Il faudrait multiplier des initiatives comme Covering climate now, pour améliorer la couverture médiatique du changement climatique. Cette initiative, lancée en avril 2019 par des journaux américains, regroupe aujourd’hui 400 médias partenaires. Elle permet de coordonner la publication concomitante d’articles sur un même sujet, et d’atteindre une audience collective de 2 milliards de personnes. Gaël Giraud, directeur de recherche au CNRS et ex-chef économiste de l’Agence française de développement, suggère  quant à lui de mettre en accès libre les informations liées à l’urgence écologique, afin de nourrir les débats et de mobiliser à la hauteur de l’enjeu.

  • Investissements exceptionnels

Toujours selon le media Usbek & Rica, la lutte contre le changement climatique mériterait de bénéficier d’investissements exceptionnels. « Le contraste est encore une fois frappant : là où une crise sanitaire ou économique rend légitime d’outrepasser les règles habituelles d’orthodoxie budgétaire, la crise climatique échoue à briser ce plafond de verre. Parmi les pistes pour outrepasser cette barrière, l’appel Libérons l’investissement vert ! , lancé par les économistes Alain Grandjean et Gaël Giraud et signé par 160 universitaires, économistes, personnalités politiques et du monde associatif, propose plusieurs mécanismes compatibles avec les traités pour sortir ces investissements de la règle budgétaire européenne limitant les autorisations de déficits à 3 % du PIB. »

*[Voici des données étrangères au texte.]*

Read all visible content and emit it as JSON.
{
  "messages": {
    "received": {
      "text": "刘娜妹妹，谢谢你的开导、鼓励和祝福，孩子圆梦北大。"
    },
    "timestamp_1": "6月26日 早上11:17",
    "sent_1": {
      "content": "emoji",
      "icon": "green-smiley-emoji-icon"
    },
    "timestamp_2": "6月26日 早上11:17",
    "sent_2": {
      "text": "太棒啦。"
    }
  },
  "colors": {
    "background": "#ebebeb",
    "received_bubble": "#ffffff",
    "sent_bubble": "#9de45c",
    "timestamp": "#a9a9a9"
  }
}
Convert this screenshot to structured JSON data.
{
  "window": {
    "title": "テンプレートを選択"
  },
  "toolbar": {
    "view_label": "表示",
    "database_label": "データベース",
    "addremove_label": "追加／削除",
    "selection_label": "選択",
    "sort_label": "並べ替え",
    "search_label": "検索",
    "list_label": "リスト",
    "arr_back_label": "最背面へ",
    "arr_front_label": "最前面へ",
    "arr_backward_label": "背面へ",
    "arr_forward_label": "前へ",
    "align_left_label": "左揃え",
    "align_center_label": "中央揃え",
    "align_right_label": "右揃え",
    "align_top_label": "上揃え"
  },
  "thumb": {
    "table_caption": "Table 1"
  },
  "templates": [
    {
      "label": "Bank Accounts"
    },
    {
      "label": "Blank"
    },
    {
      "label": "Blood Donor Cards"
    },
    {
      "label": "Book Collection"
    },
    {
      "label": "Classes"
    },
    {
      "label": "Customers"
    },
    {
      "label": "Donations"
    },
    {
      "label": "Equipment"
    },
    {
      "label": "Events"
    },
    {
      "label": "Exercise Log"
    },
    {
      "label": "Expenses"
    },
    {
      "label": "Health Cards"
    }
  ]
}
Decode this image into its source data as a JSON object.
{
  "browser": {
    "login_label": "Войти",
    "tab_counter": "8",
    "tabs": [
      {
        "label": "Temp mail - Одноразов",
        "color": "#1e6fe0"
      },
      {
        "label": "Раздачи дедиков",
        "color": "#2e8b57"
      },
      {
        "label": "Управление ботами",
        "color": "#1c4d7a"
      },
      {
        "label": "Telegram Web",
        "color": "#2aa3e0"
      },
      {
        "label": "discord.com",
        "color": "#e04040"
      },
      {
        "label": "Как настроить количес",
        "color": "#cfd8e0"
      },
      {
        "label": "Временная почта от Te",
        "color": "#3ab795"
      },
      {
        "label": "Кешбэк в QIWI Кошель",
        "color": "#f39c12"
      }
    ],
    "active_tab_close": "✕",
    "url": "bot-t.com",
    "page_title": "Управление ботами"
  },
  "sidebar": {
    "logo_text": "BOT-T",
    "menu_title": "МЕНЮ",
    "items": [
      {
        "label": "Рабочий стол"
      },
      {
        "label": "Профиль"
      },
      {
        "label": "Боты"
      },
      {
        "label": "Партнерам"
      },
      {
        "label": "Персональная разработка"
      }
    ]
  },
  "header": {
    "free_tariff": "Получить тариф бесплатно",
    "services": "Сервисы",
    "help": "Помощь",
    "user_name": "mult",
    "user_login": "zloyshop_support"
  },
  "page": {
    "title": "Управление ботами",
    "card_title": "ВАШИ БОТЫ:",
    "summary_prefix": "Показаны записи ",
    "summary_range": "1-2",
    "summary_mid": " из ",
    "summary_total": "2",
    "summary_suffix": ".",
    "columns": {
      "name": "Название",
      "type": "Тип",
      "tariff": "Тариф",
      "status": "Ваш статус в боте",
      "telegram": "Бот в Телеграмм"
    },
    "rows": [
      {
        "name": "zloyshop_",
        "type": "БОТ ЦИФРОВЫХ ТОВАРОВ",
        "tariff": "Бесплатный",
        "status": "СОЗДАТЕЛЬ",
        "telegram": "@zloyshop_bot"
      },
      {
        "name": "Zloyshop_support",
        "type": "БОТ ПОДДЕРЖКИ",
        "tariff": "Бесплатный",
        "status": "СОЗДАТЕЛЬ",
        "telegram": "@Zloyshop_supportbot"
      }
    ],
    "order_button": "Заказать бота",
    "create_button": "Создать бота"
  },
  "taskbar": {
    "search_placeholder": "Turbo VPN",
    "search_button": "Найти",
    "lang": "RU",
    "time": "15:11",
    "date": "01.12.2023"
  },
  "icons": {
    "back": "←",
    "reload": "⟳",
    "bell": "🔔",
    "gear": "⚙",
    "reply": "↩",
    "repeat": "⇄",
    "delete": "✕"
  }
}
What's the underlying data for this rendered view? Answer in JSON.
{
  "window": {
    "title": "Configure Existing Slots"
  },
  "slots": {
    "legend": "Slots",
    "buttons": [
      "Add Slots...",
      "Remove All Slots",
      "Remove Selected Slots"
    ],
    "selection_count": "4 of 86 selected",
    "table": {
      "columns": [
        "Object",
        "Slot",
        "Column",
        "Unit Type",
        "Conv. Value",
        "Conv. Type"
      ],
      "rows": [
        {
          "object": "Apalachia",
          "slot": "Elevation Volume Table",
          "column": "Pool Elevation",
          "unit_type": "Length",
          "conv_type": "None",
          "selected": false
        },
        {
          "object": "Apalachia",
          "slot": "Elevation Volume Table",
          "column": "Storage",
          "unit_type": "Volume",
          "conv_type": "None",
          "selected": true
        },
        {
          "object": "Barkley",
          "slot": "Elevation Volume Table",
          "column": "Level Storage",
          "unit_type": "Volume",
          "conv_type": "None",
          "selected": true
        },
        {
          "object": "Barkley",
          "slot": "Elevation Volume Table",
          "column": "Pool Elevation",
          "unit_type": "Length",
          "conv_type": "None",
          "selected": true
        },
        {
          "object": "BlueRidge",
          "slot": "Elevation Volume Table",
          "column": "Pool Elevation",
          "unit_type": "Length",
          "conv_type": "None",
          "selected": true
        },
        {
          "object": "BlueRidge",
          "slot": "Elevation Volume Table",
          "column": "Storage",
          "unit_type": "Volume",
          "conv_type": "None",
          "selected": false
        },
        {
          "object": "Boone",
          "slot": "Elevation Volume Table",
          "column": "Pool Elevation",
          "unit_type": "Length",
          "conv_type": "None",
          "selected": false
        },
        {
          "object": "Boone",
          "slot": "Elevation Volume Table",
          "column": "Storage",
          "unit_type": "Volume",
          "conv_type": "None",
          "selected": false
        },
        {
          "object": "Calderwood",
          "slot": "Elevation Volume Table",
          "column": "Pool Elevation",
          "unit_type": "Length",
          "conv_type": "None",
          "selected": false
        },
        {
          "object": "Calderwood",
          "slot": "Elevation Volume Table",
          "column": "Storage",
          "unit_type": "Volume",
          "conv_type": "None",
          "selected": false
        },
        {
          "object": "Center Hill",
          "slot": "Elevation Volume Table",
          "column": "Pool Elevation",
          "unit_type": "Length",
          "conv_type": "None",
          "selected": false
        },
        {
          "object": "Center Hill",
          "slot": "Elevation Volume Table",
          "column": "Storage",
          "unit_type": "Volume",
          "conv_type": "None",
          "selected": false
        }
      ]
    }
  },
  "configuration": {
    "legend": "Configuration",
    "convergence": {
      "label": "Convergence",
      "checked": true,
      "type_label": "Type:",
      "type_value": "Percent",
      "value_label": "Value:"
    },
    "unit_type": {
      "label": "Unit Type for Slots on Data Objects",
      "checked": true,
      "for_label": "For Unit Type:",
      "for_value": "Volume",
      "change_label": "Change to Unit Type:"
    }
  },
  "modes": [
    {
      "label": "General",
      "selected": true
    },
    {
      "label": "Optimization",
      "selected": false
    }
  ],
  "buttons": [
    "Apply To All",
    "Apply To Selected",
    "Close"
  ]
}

  • Un effort de guerre collectif

La crise climatique mériterait aussi d’avoir recours au même registre martial et d’Union sacrée que la crise sanitaire du coronavirus. « Des messages pourraient être répétés en boucle à la radio, à la télé, sur les écrans d’affichage et par des annonces sonores dans le métro pour appeler les gens à moins manger de viande, à ne pas surconsommer ou à privilégier le vélo comme moyen de transport lorsque c’est possible.» 

  • Démondialiser

« Quelques déclarations ne suffiront peut-être pas à faire du macronisme un nouvel altermondialisme, mais la relocalisation de la production serait en tout cas un atout face à la crise climatique, en réduisant l’empreinte carbone liée au transport de tout ou partie de ce que nous consommons. »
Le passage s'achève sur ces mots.